Microsoft join hands with Yahoo!

Friday 31 July, 2009.


Microsoft join hands with Yahoo!

After long-drawn speculations, Yahoo! and Microsoft have come together to forge a formidable alliance in Internet search and advertising space that will challenge the dominance of market leader Google.

 

The ten-year agreement would see both the companies coming together in the search arena and sales activities related to search advertising.

 

"In simple terms, Microsoft will now power Yahoo! search while Yahoo! will become the exclusive worldwide relationship sales force for both companies' premium search advertisers," the two firms said in a statement.

 

As part of the deal, Microsoft would acquire an exclusive ten-year licence to Yahoo!'s core search technologies.

 

This would also allow the software giant to integrate Yahoo!'s search technologies into its existing platforms including Bing, Microsoft's newly launched search engine.

 

Yahoo! would be compensated by Microsoft through a revenue sharing agreement on traffic generated on Yahoo!'s network of both owned and operated and affiliate sites.

 

"Microsoft will pay traffic acquisition costs (TAC) to Yahoo! at an initial rate of 88 percent of search revenue

generated on Yahoo!'s O&O sites during the first five years of the agreement," the statement noted.

 

Google has more than 60 per cent share in the search market.

 

Since early 2008, Microsoft had been pursuing an alliance with Yahoo! and even came up with over USD 44 billion takeover plan, which did not materialise.

 

Microsoft Chief Executive Officer Steve Ballmer said the agreement would provide Microsoft's search engine, Bing, the scale necessary to more effectively compete, attracting more users and advertisers.

 

Asserting that the partnership would provide a "viable alternative to advertisers," the statement said they would no longer have to rely on one company that dominates more than 70 per cent of all search.

 

Once the agreement is fully implemented, Yahoo!
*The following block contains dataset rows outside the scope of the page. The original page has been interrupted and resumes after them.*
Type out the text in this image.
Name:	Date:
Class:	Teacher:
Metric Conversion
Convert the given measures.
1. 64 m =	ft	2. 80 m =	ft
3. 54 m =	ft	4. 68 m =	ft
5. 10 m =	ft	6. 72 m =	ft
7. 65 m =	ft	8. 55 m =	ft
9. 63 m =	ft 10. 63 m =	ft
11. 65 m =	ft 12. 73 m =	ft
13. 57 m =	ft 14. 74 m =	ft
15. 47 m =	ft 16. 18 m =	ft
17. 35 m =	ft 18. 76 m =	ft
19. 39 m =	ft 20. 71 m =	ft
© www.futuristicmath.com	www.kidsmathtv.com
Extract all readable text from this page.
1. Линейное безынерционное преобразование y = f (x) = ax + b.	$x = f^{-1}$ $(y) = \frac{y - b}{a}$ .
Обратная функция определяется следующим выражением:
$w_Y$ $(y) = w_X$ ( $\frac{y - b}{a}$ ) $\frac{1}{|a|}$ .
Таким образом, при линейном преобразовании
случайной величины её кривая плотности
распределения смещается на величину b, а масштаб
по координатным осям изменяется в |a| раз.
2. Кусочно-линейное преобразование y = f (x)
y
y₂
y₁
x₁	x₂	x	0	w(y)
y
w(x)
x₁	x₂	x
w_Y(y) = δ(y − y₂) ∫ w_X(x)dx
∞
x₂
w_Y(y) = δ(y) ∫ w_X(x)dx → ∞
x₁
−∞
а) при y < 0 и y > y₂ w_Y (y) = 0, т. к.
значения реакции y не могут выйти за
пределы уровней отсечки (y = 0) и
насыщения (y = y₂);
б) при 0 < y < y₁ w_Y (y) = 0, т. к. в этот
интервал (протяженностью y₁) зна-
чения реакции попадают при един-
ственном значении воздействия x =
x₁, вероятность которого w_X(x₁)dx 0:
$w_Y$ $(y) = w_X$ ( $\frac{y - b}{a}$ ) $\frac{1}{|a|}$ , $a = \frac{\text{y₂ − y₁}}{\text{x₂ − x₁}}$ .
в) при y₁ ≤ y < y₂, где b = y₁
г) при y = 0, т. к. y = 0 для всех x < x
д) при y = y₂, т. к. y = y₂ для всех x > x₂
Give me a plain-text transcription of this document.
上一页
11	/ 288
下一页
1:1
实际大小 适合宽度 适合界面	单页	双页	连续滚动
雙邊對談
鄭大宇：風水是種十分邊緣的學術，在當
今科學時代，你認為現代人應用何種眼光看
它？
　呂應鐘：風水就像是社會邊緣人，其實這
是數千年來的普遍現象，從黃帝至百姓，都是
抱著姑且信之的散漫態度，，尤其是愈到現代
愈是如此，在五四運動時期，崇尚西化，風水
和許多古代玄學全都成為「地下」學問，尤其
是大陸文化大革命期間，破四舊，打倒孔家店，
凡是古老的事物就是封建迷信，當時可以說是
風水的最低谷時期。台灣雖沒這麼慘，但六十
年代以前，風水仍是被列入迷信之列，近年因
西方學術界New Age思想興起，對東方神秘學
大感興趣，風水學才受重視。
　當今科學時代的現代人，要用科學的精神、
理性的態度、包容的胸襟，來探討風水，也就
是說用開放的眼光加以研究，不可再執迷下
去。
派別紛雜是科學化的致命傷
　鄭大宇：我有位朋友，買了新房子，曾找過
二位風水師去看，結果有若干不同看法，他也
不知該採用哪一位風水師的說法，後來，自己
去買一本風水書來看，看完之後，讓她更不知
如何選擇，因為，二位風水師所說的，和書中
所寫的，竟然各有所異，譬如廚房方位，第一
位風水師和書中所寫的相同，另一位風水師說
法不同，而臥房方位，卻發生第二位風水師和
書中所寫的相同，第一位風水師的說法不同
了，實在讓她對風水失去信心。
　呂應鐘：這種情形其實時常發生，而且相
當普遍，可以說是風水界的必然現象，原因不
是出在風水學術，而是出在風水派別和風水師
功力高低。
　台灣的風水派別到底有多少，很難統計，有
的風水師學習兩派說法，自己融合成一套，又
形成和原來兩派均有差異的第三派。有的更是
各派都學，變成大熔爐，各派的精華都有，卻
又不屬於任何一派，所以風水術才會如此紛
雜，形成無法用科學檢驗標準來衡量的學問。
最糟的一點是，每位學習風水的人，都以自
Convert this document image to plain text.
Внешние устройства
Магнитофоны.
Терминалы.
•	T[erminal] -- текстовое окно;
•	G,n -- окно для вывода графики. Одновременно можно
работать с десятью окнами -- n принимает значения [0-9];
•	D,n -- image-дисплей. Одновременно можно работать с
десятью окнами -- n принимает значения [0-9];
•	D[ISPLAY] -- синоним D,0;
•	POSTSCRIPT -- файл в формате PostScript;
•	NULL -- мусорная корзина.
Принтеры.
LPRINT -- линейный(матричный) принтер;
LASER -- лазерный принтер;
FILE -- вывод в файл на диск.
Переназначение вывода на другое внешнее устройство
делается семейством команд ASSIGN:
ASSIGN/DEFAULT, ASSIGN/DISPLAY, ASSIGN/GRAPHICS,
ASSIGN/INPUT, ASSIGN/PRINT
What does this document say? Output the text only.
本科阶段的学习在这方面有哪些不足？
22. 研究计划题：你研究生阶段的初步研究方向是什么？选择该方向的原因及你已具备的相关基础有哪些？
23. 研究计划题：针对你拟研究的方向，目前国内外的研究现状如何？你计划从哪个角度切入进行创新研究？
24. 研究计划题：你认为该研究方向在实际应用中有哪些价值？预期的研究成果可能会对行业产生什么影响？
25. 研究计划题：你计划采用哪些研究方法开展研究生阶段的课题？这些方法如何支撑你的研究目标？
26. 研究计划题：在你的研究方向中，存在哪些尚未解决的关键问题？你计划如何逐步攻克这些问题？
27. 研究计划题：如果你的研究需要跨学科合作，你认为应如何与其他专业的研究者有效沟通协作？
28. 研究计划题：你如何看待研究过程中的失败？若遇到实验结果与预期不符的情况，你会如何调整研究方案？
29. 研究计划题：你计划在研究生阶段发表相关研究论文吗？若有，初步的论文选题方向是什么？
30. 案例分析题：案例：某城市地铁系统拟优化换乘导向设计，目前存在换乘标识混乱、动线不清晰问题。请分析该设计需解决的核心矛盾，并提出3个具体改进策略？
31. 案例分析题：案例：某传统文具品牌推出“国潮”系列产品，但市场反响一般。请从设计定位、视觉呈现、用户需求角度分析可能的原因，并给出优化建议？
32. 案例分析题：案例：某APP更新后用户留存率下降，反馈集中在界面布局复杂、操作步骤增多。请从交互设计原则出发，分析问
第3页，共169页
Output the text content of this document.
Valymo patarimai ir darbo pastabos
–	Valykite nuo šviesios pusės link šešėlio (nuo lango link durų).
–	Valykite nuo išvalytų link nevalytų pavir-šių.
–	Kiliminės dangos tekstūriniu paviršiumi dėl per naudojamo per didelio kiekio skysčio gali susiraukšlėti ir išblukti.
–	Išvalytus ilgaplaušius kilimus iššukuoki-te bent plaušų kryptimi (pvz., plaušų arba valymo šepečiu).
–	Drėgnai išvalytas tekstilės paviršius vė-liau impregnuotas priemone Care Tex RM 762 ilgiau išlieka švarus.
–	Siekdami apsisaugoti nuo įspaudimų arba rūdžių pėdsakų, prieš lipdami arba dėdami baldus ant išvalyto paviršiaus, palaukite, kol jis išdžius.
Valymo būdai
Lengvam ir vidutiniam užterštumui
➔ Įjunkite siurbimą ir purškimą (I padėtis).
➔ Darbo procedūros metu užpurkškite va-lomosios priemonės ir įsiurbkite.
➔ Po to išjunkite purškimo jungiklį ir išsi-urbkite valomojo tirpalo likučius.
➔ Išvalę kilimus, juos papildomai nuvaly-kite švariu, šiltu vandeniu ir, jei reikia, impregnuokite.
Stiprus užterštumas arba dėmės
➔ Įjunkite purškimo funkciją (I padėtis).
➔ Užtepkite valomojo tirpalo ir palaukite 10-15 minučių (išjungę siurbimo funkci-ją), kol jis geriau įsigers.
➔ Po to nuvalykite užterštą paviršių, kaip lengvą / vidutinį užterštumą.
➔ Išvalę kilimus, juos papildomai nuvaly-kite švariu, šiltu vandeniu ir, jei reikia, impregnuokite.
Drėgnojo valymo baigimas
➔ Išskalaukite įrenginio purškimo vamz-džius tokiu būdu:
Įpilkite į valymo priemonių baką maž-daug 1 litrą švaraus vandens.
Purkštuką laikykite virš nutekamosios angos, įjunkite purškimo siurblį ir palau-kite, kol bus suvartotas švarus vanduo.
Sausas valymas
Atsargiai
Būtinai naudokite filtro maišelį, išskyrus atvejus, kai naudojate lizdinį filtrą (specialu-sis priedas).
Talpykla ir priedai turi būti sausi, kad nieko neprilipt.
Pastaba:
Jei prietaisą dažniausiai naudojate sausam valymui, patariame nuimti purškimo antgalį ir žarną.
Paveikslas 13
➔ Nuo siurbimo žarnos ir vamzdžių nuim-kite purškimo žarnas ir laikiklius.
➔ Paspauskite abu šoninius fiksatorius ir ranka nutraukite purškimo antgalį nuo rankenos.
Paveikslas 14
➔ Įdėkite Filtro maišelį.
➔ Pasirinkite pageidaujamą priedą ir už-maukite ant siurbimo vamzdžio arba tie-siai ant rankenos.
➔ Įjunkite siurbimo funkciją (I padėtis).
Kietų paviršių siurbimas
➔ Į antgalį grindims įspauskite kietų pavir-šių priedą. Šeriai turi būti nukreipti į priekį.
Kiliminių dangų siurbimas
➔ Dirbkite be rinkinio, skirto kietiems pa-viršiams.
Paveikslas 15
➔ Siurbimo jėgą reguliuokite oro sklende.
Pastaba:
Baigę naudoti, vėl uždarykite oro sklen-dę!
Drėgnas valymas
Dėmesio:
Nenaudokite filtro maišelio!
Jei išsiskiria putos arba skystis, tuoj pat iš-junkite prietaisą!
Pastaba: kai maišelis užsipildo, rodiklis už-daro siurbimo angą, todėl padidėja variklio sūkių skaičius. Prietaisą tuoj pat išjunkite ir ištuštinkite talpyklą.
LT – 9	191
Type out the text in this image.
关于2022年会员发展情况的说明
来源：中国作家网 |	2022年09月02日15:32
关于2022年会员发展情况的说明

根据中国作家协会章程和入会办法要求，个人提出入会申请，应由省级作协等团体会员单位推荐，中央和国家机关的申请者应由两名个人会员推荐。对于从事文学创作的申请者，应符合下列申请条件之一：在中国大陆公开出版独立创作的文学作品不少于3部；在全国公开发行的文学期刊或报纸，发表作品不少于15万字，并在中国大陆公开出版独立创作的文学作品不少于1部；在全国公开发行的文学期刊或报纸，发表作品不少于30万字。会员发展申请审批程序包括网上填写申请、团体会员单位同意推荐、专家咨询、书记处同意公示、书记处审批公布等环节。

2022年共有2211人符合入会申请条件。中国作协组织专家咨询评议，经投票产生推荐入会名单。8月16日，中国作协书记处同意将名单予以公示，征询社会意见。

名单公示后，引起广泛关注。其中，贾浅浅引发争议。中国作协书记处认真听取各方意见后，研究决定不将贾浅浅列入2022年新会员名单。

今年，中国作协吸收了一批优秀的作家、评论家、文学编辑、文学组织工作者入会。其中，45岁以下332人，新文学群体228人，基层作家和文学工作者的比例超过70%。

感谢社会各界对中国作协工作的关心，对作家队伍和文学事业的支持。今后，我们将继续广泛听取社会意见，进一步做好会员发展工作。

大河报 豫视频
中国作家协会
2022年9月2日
Expects that it would provide a benefit to annual GAAP operating income of about USD 500 million and capital expenditure savings of about USD 200 million.

 

Yahoo! anticipates that the pact would also result in a benefit to annual operating cash flow of nearly USD 275 million.

 

"This deal fits the long-term strategic direction of Yahoo! to remain the world's leading online media company and Carol Bartz has the full and unanimous support of the Yahoo! Board behind this deal," said Yahoo! Chairman Roy Bostock said.